Scientists Uncover Causes of Persistent Cold Wave in North India

    The Hawk
    February1/ 2024
    Last Updated:

    Unlocking the mysteries of North India's cold wave: IISER Mohali research exposes Siberian high impact, severe conditions, and climate trends.

    Cold wave in North India

    New Delhi: A team of researchers from IISER Mohali has uncovered the secrets behind the cold wave conditions in North India. In their study, which was published in the journal Weather and Climate Extremes and led by Professor Raju Attada they emphasize that the main cause of the freezing weather is the infiltration of dry air from the Siberian high.

    The Siberian High is a weather phenomenon characterized by an accumulation of cold and dry air in northeastern Eurasia between November and February. It plays a role in shaping North Indias winter climate. The study investigates the causes and worrisome patterns associated with this ongoing cold wave.

    By analyzing normalized minimum temperature anomalies the research team identifies cold waves when there are four or more consecutive days with a standard deviation below minus 2. On Wednesday Delhi and other northern regions experienced cold accompanied by rainfall and snowfall in various areas.
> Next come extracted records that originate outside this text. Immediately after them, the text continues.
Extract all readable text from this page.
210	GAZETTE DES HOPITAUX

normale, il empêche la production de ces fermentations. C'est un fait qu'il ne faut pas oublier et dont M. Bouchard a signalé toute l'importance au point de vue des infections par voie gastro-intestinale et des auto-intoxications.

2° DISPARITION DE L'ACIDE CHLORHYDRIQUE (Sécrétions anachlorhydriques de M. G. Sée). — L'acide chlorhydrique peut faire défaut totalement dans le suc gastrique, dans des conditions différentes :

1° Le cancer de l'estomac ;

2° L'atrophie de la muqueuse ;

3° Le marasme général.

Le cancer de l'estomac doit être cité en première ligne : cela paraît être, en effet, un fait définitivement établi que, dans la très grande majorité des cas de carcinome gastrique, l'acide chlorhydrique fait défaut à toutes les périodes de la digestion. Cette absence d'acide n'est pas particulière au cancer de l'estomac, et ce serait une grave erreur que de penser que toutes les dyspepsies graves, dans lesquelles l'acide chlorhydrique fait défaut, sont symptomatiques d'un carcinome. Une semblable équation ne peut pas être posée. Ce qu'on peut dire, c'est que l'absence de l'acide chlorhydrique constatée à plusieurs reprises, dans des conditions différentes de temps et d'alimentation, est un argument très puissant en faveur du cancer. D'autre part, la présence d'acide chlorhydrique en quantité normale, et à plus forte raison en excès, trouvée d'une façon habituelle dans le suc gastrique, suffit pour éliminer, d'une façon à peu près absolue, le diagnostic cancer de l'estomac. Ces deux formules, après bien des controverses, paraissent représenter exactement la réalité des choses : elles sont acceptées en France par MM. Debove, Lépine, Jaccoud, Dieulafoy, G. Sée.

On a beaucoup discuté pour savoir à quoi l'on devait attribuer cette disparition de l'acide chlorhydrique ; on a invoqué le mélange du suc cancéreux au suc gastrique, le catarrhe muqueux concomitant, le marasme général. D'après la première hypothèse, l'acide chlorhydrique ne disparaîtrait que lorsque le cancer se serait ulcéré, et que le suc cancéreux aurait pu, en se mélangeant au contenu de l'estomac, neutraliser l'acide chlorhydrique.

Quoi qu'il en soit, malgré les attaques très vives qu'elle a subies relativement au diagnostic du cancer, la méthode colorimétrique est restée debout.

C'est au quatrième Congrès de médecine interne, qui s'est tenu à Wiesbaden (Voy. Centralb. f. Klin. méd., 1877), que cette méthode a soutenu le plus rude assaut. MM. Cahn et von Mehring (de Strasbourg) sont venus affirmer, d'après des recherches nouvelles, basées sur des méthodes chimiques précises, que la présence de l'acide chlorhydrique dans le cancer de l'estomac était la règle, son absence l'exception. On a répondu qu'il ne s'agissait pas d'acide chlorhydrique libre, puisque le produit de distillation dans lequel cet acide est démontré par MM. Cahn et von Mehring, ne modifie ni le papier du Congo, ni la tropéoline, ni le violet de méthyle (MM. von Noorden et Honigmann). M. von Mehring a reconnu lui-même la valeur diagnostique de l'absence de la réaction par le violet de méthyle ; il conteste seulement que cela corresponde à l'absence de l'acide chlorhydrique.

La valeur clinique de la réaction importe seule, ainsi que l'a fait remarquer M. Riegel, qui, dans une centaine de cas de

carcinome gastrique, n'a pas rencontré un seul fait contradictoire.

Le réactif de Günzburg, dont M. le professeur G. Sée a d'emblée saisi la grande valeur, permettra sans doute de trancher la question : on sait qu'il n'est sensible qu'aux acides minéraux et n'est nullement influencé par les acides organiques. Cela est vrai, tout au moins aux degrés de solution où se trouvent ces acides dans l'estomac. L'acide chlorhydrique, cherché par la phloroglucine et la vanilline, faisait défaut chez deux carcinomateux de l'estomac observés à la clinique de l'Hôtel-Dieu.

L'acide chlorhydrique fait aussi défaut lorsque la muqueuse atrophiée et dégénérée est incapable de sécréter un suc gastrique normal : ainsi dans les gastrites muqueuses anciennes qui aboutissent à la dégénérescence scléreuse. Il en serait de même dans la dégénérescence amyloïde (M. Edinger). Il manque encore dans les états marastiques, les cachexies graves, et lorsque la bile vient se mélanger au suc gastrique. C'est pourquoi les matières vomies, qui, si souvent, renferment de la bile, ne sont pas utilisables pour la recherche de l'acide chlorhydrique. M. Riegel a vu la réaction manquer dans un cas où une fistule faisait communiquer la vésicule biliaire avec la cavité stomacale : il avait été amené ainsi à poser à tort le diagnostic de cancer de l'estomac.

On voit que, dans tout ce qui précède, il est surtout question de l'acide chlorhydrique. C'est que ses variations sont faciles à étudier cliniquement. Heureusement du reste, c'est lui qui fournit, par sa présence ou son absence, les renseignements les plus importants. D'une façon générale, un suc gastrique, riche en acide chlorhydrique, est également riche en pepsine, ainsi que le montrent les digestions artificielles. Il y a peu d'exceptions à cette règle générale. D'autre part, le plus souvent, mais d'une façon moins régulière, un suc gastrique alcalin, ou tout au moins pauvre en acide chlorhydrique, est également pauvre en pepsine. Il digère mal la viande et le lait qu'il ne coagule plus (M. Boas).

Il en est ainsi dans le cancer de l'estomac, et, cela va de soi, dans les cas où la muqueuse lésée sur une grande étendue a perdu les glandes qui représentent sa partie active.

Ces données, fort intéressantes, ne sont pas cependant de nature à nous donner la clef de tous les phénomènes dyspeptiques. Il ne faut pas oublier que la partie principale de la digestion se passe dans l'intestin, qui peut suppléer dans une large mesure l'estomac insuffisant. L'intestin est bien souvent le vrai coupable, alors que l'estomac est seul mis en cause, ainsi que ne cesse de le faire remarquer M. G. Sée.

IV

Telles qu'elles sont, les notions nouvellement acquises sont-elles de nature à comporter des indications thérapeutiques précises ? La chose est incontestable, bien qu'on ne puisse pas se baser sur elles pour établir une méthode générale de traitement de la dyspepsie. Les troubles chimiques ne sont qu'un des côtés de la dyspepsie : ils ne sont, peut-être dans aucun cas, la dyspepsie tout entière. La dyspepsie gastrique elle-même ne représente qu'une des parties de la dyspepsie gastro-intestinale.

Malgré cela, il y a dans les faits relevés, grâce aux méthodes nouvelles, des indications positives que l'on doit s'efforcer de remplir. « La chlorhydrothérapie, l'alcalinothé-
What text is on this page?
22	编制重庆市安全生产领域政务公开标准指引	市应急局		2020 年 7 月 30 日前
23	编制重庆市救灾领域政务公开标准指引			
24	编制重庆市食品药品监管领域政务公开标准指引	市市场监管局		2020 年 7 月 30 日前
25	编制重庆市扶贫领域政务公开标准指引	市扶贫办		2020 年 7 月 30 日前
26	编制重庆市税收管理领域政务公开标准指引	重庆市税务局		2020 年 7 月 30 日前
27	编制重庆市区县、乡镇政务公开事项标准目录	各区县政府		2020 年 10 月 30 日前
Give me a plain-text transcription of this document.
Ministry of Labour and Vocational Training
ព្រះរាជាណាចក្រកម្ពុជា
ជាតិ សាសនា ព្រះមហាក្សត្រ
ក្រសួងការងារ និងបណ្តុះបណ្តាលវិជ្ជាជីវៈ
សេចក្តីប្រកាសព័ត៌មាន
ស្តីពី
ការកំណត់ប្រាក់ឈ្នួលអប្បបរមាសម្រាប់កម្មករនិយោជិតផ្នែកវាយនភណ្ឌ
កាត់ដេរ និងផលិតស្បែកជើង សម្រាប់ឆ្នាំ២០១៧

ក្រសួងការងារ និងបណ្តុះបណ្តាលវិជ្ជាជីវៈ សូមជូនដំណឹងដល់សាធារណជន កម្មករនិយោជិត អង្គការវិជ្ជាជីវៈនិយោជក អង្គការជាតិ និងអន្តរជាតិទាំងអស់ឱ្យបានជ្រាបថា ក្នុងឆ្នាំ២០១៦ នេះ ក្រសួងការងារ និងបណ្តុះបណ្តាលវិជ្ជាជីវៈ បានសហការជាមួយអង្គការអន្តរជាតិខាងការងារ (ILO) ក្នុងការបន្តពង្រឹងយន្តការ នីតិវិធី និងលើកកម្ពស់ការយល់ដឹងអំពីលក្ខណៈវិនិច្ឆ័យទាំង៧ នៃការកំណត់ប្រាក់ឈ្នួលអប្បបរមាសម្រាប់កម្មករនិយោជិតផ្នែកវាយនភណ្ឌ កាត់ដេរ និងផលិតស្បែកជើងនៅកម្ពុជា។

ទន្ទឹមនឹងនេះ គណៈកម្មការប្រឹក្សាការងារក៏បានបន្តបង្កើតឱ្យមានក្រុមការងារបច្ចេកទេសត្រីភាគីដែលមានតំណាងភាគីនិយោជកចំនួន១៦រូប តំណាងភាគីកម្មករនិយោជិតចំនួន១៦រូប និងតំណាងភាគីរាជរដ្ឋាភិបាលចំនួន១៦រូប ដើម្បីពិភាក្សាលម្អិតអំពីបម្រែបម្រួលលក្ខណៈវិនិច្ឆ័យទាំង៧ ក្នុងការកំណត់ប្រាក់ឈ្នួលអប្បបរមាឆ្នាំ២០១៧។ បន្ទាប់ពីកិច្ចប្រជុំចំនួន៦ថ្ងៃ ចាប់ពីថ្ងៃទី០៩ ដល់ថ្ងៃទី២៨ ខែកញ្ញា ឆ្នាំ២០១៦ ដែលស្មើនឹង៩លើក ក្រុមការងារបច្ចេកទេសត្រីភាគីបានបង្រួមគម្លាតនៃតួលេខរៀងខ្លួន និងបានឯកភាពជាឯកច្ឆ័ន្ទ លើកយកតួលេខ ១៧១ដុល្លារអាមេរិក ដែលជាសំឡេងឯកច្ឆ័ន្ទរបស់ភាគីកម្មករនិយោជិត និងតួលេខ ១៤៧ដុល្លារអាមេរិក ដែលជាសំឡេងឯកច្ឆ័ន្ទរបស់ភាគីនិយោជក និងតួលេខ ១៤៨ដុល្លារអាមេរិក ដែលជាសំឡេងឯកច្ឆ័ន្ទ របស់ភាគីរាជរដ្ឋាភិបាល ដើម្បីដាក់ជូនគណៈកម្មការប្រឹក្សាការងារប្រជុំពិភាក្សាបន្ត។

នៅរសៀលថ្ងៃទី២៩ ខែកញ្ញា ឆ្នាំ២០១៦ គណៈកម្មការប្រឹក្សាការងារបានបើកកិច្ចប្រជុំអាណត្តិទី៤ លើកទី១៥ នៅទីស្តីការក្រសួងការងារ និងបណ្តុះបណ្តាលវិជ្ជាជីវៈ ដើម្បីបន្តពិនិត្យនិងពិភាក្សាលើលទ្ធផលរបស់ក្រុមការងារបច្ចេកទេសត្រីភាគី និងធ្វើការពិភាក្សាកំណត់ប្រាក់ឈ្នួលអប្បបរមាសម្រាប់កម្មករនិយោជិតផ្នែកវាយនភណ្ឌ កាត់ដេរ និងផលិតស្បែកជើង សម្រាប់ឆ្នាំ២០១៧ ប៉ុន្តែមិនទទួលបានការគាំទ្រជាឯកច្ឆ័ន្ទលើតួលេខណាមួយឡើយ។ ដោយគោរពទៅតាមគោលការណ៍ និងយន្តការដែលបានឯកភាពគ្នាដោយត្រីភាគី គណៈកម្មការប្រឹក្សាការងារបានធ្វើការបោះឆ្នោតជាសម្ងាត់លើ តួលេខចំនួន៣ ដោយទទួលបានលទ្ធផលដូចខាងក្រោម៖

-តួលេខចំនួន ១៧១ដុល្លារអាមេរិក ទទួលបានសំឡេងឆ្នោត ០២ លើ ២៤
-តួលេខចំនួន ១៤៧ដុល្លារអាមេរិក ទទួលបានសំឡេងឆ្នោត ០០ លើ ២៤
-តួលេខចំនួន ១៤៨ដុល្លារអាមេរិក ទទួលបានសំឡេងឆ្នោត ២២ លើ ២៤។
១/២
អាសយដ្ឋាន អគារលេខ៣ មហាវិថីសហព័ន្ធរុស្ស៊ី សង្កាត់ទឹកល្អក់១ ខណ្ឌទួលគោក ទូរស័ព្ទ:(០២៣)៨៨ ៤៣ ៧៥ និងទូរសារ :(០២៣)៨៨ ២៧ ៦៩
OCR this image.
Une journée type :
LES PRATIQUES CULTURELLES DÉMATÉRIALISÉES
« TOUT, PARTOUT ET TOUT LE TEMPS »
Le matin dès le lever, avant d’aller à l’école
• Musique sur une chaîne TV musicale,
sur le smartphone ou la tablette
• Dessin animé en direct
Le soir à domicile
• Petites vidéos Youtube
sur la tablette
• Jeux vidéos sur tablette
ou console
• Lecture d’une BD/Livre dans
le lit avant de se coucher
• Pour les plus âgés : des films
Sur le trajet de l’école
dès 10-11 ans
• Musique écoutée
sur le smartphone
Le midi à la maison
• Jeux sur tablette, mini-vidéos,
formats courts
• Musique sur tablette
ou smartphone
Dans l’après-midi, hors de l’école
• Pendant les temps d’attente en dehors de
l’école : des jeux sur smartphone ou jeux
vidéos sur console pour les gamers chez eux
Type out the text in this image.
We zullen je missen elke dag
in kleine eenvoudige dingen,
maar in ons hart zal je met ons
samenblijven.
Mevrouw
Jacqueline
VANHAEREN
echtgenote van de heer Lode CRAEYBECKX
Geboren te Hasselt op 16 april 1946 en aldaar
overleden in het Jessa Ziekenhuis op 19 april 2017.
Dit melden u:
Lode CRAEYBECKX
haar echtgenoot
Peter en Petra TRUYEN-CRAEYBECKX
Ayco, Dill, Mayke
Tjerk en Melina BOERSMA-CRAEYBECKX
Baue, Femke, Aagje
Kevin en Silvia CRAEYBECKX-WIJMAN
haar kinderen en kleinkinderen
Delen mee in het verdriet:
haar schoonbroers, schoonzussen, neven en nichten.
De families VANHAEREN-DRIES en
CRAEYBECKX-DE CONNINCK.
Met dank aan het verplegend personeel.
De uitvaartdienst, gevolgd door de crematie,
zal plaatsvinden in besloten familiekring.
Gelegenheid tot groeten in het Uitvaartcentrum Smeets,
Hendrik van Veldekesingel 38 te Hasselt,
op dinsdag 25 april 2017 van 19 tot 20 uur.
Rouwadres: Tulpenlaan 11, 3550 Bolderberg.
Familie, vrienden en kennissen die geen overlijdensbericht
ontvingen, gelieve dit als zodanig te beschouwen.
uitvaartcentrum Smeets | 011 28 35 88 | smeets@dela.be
According to the India Meteorological Department (IMD) Delhi recorded a temperature of 18.6 degrees Celsius four degrees below average for this season and a minimum temperature of 7.3 degrees Celsius slightly lower than normal.

    The study attributes this prolonged wave to the intrusion of cold and dry air, from the Siberian High, which is intensified by atmospheric blocking caused by high latitude weather systems.
    This phenomenon leads to the build up of air resulting in extremely chilly conditions in northern India.

    The research team, which includes KS Athira from IISER Mohali and V Brahmananda Rao from the National Institute for Space Research, Brazil mentions that this years winter atmospheric blocking has intensified waves causing them to persist longer from December to January.

    By analyzing data from 1982 to 2020 the study highlights a decrease in the occurrence, duration and intensity of cold wave events during this period. This decline is attributed to increasing winter temperatures due to global warming and a reduction in the number of western disturbances (WDs) which are storms originating from the Caspian or Mediterranean Sea that bring non monsoonal rainfall to northwest India.

    The researchers emphasize the impacts of cold waves on human health as well as agriculture, livestock and transportation. The risk of hypothermia and frostbite among groups underscores the need for clear policies, at different administrative levels.

    Attada stresses the significance of understanding features and dynamics for accurate predictions of cold wave events. They urge actions aimed at saving human lives during such weather conditions.